Мамерк стиснул его руку, а потом поцеловал брата в губы.
— Мамерк, — проговорил он срывающимся голосом, — просто Мамерк… Я — единственный римлянин, носящий это имя, так что зови меня просто Мамерком.
— Наша сестра умирает, — молвил Друз, не отпуская руки брата и усаживая его рядом с собой.
— О, какое несчастье… Я ничего не знал!
— Разве Клавдия тебе ничего не говорила? — взвилась мать. — А ведь я все подробно ей растолковала.
— Нет, просто сказала, что ты убежала с Марком Ливием.
У Корнелии созрело важное решение: она понимала, что необходимо новое бегство.
— Марк Ливий, — заговорила она, не обращая внимания на наворачивающиеся на ее глаза слезы, — все последние двадцать семь лет я целиком отдавала себя твоему брату. Мне не суждено было знать свою дочь. Теперь я вижу, что ты и Марк Порций остаетесь с шестью детьми и без единой женщины в доме — разве что ты замыслил новую женитьбу…

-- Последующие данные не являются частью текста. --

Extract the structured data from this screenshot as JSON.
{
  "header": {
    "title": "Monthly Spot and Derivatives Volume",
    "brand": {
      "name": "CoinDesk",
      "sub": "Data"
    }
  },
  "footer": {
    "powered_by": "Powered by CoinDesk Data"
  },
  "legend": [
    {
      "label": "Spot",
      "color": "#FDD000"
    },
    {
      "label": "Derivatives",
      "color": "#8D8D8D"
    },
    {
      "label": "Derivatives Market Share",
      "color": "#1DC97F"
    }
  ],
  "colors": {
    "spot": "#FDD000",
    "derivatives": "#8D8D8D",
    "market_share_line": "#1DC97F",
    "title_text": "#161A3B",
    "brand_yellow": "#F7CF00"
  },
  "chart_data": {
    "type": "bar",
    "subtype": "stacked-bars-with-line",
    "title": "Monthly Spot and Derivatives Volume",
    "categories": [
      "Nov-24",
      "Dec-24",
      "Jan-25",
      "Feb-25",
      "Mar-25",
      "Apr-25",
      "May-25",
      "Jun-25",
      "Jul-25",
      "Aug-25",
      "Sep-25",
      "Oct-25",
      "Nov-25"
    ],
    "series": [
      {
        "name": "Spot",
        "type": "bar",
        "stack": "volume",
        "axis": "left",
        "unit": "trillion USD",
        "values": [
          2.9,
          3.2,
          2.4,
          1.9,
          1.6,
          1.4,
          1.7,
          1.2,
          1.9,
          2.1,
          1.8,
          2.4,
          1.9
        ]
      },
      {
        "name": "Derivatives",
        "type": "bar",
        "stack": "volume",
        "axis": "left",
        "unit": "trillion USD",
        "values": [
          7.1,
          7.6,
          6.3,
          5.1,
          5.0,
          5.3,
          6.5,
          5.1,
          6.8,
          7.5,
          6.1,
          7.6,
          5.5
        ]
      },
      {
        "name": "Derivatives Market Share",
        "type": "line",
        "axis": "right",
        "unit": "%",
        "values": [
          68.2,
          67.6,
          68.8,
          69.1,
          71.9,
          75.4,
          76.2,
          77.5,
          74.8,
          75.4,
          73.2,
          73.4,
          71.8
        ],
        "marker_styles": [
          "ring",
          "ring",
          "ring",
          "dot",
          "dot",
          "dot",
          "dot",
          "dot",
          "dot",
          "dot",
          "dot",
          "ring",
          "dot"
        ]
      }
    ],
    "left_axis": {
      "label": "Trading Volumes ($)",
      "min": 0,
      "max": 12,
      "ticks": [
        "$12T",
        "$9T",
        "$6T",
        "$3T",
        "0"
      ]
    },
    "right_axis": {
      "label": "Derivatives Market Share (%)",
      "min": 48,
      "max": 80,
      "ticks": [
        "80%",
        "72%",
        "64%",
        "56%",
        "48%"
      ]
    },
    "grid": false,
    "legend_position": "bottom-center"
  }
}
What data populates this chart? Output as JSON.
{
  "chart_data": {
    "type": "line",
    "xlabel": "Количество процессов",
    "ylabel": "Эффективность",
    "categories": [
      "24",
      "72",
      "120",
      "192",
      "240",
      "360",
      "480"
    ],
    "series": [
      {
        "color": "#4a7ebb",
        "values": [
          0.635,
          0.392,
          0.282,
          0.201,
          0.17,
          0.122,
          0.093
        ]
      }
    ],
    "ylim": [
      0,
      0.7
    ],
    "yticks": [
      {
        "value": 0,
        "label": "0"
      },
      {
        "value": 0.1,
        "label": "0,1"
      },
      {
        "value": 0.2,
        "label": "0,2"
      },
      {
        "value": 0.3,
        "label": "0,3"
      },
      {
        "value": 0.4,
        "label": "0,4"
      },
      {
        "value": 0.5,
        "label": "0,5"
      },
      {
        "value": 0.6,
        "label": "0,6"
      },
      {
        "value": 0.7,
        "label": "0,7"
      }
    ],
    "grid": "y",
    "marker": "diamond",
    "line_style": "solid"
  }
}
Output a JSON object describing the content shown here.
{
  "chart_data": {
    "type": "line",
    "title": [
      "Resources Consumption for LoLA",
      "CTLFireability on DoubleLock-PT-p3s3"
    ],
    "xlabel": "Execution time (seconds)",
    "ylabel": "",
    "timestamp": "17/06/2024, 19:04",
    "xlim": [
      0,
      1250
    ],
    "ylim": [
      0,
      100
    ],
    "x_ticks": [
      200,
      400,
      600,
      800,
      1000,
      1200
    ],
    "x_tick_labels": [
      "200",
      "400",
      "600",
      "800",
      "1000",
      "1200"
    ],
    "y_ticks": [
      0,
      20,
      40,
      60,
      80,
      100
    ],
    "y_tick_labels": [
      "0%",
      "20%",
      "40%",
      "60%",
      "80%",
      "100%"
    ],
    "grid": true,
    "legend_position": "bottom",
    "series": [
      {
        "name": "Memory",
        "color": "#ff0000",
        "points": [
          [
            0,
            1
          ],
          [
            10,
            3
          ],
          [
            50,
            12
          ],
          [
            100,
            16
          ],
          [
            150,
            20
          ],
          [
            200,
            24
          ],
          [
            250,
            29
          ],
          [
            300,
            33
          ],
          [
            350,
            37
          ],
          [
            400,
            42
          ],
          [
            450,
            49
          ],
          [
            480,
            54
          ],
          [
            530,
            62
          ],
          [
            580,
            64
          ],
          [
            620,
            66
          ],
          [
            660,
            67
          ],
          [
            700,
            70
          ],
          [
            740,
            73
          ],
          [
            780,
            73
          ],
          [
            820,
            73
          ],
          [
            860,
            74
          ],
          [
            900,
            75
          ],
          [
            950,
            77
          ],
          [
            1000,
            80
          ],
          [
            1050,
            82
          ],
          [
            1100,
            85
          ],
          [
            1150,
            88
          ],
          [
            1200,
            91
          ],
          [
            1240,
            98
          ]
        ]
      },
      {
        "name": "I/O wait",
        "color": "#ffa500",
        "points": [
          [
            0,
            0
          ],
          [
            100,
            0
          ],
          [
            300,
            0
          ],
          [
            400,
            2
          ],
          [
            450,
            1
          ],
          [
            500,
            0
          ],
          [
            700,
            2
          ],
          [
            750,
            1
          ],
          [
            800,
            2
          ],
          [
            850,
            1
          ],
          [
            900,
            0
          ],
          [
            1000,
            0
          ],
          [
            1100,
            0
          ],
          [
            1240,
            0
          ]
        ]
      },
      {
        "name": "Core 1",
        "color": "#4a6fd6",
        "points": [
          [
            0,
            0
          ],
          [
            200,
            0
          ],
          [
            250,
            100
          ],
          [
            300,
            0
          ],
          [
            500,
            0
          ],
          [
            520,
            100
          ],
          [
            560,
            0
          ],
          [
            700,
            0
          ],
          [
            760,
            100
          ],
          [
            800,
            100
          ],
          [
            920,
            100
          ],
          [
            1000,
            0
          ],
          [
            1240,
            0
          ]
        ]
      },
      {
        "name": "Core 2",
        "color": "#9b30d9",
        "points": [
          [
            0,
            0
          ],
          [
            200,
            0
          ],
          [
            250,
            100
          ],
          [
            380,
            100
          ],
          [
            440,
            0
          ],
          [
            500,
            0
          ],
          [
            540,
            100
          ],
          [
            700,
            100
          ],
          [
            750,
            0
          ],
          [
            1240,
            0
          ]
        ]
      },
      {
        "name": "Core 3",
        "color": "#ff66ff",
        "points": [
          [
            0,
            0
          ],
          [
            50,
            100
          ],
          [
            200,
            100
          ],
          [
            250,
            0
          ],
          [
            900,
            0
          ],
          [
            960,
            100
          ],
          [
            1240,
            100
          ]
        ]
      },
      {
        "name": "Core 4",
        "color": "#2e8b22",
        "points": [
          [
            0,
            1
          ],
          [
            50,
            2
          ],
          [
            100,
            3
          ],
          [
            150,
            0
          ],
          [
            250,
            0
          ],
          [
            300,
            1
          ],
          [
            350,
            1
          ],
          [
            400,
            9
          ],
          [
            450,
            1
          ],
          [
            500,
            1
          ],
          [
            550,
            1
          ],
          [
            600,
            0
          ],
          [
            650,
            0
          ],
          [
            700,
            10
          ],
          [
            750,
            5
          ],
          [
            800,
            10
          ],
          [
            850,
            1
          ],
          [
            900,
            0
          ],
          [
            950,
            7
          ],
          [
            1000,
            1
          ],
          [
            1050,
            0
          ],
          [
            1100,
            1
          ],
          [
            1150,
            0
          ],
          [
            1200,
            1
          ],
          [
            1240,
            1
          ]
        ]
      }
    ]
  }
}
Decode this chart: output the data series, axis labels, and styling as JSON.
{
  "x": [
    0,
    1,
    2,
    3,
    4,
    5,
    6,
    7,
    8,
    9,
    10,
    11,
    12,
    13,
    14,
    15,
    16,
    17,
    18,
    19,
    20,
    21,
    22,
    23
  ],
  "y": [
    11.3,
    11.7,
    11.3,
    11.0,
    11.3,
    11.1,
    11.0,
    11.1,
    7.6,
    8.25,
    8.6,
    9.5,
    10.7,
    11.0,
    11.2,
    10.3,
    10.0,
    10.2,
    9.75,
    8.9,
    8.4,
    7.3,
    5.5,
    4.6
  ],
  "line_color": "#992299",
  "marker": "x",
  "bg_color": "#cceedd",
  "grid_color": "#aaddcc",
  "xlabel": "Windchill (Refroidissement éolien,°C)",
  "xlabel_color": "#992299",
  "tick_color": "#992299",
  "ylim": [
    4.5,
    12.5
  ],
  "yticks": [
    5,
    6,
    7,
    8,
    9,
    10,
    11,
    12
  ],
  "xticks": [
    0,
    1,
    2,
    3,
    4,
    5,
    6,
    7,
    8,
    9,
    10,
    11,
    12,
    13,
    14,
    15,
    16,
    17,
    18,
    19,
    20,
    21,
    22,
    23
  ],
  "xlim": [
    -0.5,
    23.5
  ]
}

Друз выразительно покрутил головой:
— Нет, мама, ничего подобного у меня и в мыслях нет.
— Тогда, если ты этого хочешь, я переберусь сюда, чтобы присматривать за детьми!
— Хочу! — ответил Друз и снова улыбнулся брату. — Я рад прибавлению в семействе.
* * *
Ливия Друза умерла в тот день, когда Катону-младшему исполнилось два месяца. В некотором смысле это была безмятежная кончина, ибо, зная о приближающейся смерти, она делала все, что было в ее убывающих силах, чтобы ее уход не был трагедией для остающихся жить. Присутствие матери стало для нее огромным успокоением, так как она знала, что ее дети будут расти, окруженные любовью и заботой. Черпая у Корнелии силы (та не давала Сервилии попадаться на глаза матери), она смирилась с неминуемой кончиной и больше не думала о проклятии и сглазе. Куда важнее была судьба обреченных на жизнь.
Она непрестанно осыпала Катона Салониана словами любви и утешения, поручениями и пожеланиями. Его лицо она видела перед собой в последние минуты жизни, его руку она сжимала из последних сил, его любовью успокаивалась навеки ее душа. Не забыла она проститься и с братом Друзом, которому также адресовала слова любви и ободрения. Из детей она захотела взглянуть перед смертью только на маленького Цепиона.